Photo d'Eric Draper, domaine public

 

 

Les soupçons ont été soulevés suite à un incident survenu en 2011 : une journaliste avait rencontré Harper Lee et sa sœur Alice pour une série d'entretiens. Au moment de la sortie de son livre, Harper Lee avait manifesté son désaccord via un communiqué de presse.


Alice Lee avait alors envoyé une lettre à la journaliste, expliquant : « Imaginez le choc quand j'ai pris connaissance du communiqué envoyé depuis les bureaux de BBL & Carter. Je n'ai fait aucune déclaration, et je ne comprenais pas l'origine de ce communiqué.
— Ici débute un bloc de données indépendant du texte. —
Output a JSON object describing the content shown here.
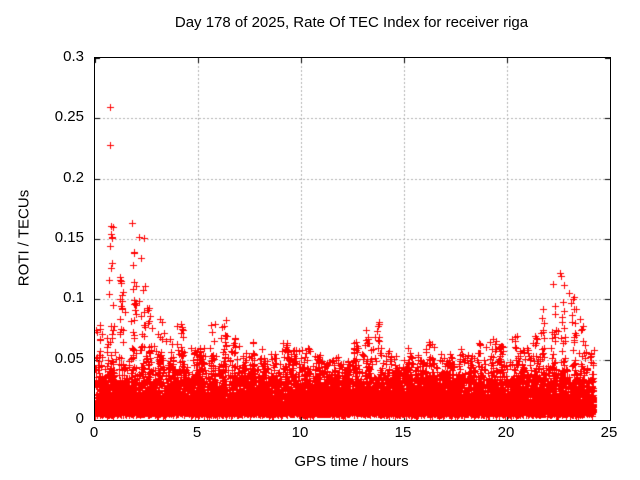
{
  "chart_data": {
    "type": "scatter",
    "title": "Day 178 of 2025, Rate Of TEC Index for receiver riga",
    "xlabel": "GPS time / hours",
    "ylabel": "ROTI / TECUs",
    "xlim": [
      0,
      25
    ],
    "ylim": [
      0,
      0.3
    ],
    "xticks": [
      0,
      5,
      10,
      15,
      20,
      25
    ],
    "xtick_labels": [
      "0",
      "5",
      "10",
      "15",
      "20",
      "25"
    ],
    "yticks": [
      0,
      0.05,
      0.1,
      0.15,
      0.2,
      0.25,
      0.3
    ],
    "ytick_labels": [
      "0",
      "0.05",
      "0.1",
      "0.15",
      "0.2",
      "0.25",
      "0.3"
    ],
    "grid": true,
    "legend": "none",
    "marker": "plus",
    "marker_color": "#ff0000",
    "grid_color": "#b0b0b0",
    "axis_color": "#000000",
    "background_color": "#ffffff",
    "data_x_range": [
      0,
      24.2
    ],
    "dense_band": {
      "bottom": 0.005,
      "typical_top": 0.05
    },
    "envelope_bins_halfhour": [
      [
        0.0,
        0.08
      ],
      [
        0.5,
        0.16
      ],
      [
        1.0,
        0.14
      ],
      [
        1.5,
        0.14
      ],
      [
        2.0,
        0.155
      ],
      [
        2.5,
        0.1
      ],
      [
        3.0,
        0.09
      ],
      [
        3.5,
        0.07
      ],
      [
        4.0,
        0.08
      ],
      [
        4.5,
        0.06
      ],
      [
        5.0,
        0.065
      ],
      [
        5.5,
        0.085
      ],
      [
        6.0,
        0.08
      ],
      [
        6.5,
        0.075
      ],
      [
        7.0,
        0.06
      ],
      [
        7.5,
        0.065
      ],
      [
        8.0,
        0.06
      ],
      [
        8.5,
        0.055
      ],
      [
        9.0,
        0.065
      ],
      [
        9.5,
        0.06
      ],
      [
        10.0,
        0.06
      ],
      [
        10.5,
        0.055
      ],
      [
        11.0,
        0.05
      ],
      [
        11.5,
        0.055
      ],
      [
        12.0,
        0.05
      ],
      [
        12.5,
        0.065
      ],
      [
        13.0,
        0.075
      ],
      [
        13.5,
        0.082
      ],
      [
        14.0,
        0.06
      ],
      [
        14.5,
        0.055
      ],
      [
        15.0,
        0.06
      ],
      [
        15.5,
        0.055
      ],
      [
        16.0,
        0.065
      ],
      [
        16.5,
        0.055
      ],
      [
        17.0,
        0.055
      ],
      [
        17.5,
        0.06
      ],
      [
        18.0,
        0.055
      ],
      [
        18.5,
        0.065
      ],
      [
        19.0,
        0.07
      ],
      [
        19.5,
        0.065
      ],
      [
        20.0,
        0.07
      ],
      [
        20.5,
        0.065
      ],
      [
        21.0,
        0.075
      ],
      [
        21.5,
        0.095
      ],
      [
        22.0,
        0.115
      ],
      [
        22.5,
        0.122
      ],
      [
        23.0,
        0.105
      ],
      [
        23.5,
        0.085
      ],
      [
        24.0,
        0.06
      ]
    ],
    "outliers": [
      [
        0.74,
        0.259
      ],
      [
        0.73,
        0.228
      ],
      [
        0.8,
        0.161
      ],
      [
        0.8,
        0.154
      ],
      [
        0.82,
        0.151
      ],
      [
        1.8,
        0.163
      ],
      [
        0.05,
        0.075
      ],
      [
        0.1,
        0.073
      ],
      [
        2.15,
        0.152
      ],
      [
        6.35,
        0.083
      ],
      [
        13.8,
        0.081
      ],
      [
        13.75,
        0.078
      ],
      [
        22.6,
        0.119
      ],
      [
        22.75,
        0.112
      ],
      [
        23.0,
        0.105
      ]
    ]
  }
}
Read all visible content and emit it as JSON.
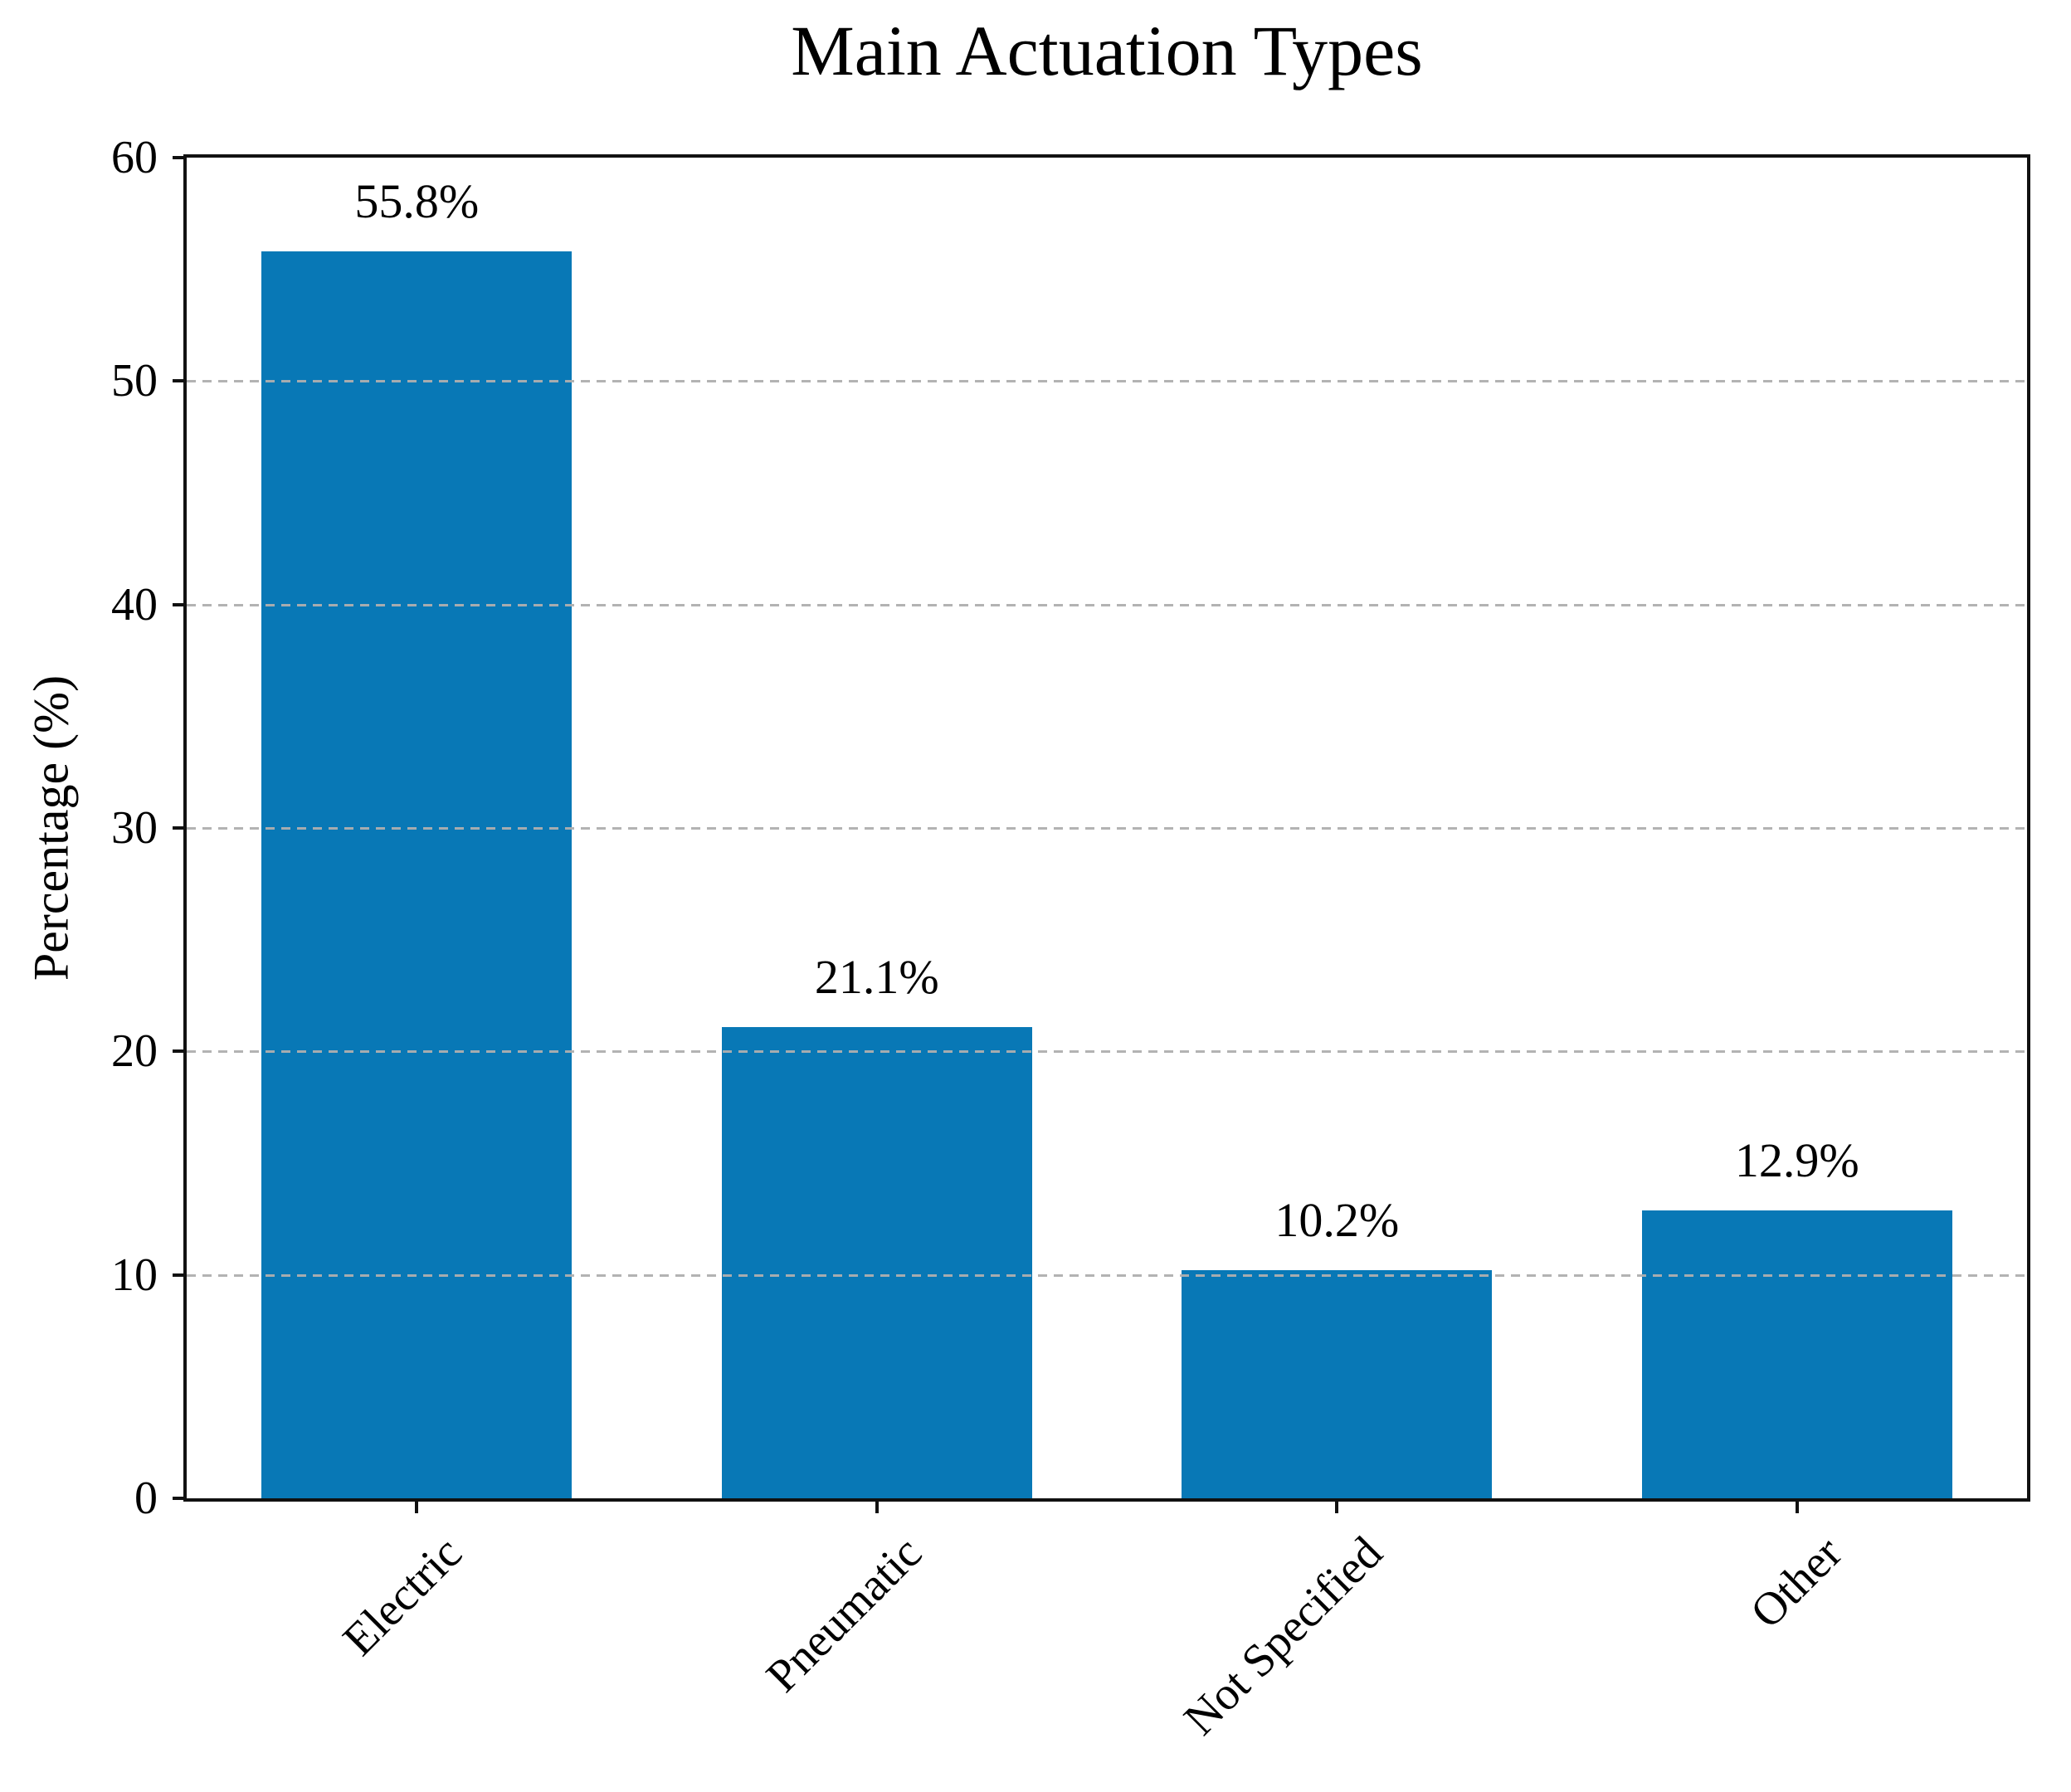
{
  "chart_data": {
    "type": "bar",
    "title": "Main Actuation Types",
    "xlabel": "",
    "ylabel": "Percentage (%)",
    "categories": [
      "Electric",
      "Pneumatic",
      "Not Specified",
      "Other"
    ],
    "values": [
      55.8,
      21.1,
      10.2,
      12.9
    ],
    "value_labels": [
      "55.8%",
      "21.1%",
      "10.2%",
      "12.9%"
    ],
    "ylim": [
      0,
      60
    ],
    "yticks": [
      0,
      10,
      20,
      30,
      40,
      50,
      60
    ],
    "ytick_labels": [
      "0",
      "10",
      "20",
      "30",
      "40",
      "50",
      "60"
    ],
    "grid_ticks": [
      10,
      20,
      30,
      40,
      50
    ],
    "grid_style": "dashed",
    "grid_above_bars": true,
    "legend_position": "none",
    "x_tick_rotation_deg": 45,
    "bar_color": "#0878b6",
    "grid_color": "#afafaf",
    "axis_color": "#111111",
    "text_color": "#000000"
  }
}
Quand j'ai demandé à Tonja, j'ai appris qu'elle avait rédigé ces déclarations sans m'avertir, avant de les apporter à Nelle Harper pour qu'elle les signe. »

 

Elle soulignait que l'auteure de To Kill a Mockingbird pouvait signer un document sans même le lire, dès lors qu'il lui était présenté par une personne de confiance. « La pauvre Nelle Harper ne peut pas voir ni entendre, et signera tout ce qui est glissé devant elle, tant qu'elle connaît la personne. À présent, elle n'a aucun souvenir de cet incident », assurait-elle.

 

Dès lors, la découverte de l'avocate, et le soudain revirement de Lee qui acceptait la publication d'un deuxième ouvrage, étaient sujets aux soupçons. Le New York Times a voulu en avoir le cœur net, et a confronté les uns et les autres. Outre une rapide déclaration de Lee, son avocate Tonja Carter a déclaré que l'auteure était « extrêmement blessée, et humiliée » que l'on ait pu croire à un abus de faiblesse sur sa personne.

 

À Monroeville, dans l'Alabama, ville où réside l'auteure, l'entourage ne cache pas sa surprise. « Elle a toujours dit qu'elle voulait que rien ne soit publié avant sa mort », explique une restauratrice. Son amie depuis les années 1980, Claudia Durst Johnson, souligne auprès du journal qu'elle a été « un peu inquiète par rapport au contrôle qu'elle a pu avoir sur cette publication ». 

 

D'autres personnes interrogées prennent la défense de l'avocate mise en cause : « Tonja a la confiance totale de Nelle [Harper Lee, NdR]. Et je peux certifier en toute confiance que Tonja ne ferait jamais quelque chose qui irait à l'encontre de la volonté de Nelle », assure ainsi Diane McWhorter, journaliste et confidente de l'auteure qui lui a rendu visite à deux reprises l'été dernier.

 

HarperCollins, éditeur américain de l'ouvrage et de To Kill..., a toutefois confirmé que la publication du livre s'était arrangée uniquement avec l'avocate, et non avec l'auteure. Mais, pour dissiper toute crainte quant à la faiblesse de l'auteure, une anecdote circule déjà : lorsque l'avocate a fait part à l'auteure de sa découverte, elle a fait référence au livre comme Go Set the Watchman. Harper Lee l'a immédiatement rectifié : « C'est Go Set a Watchman ».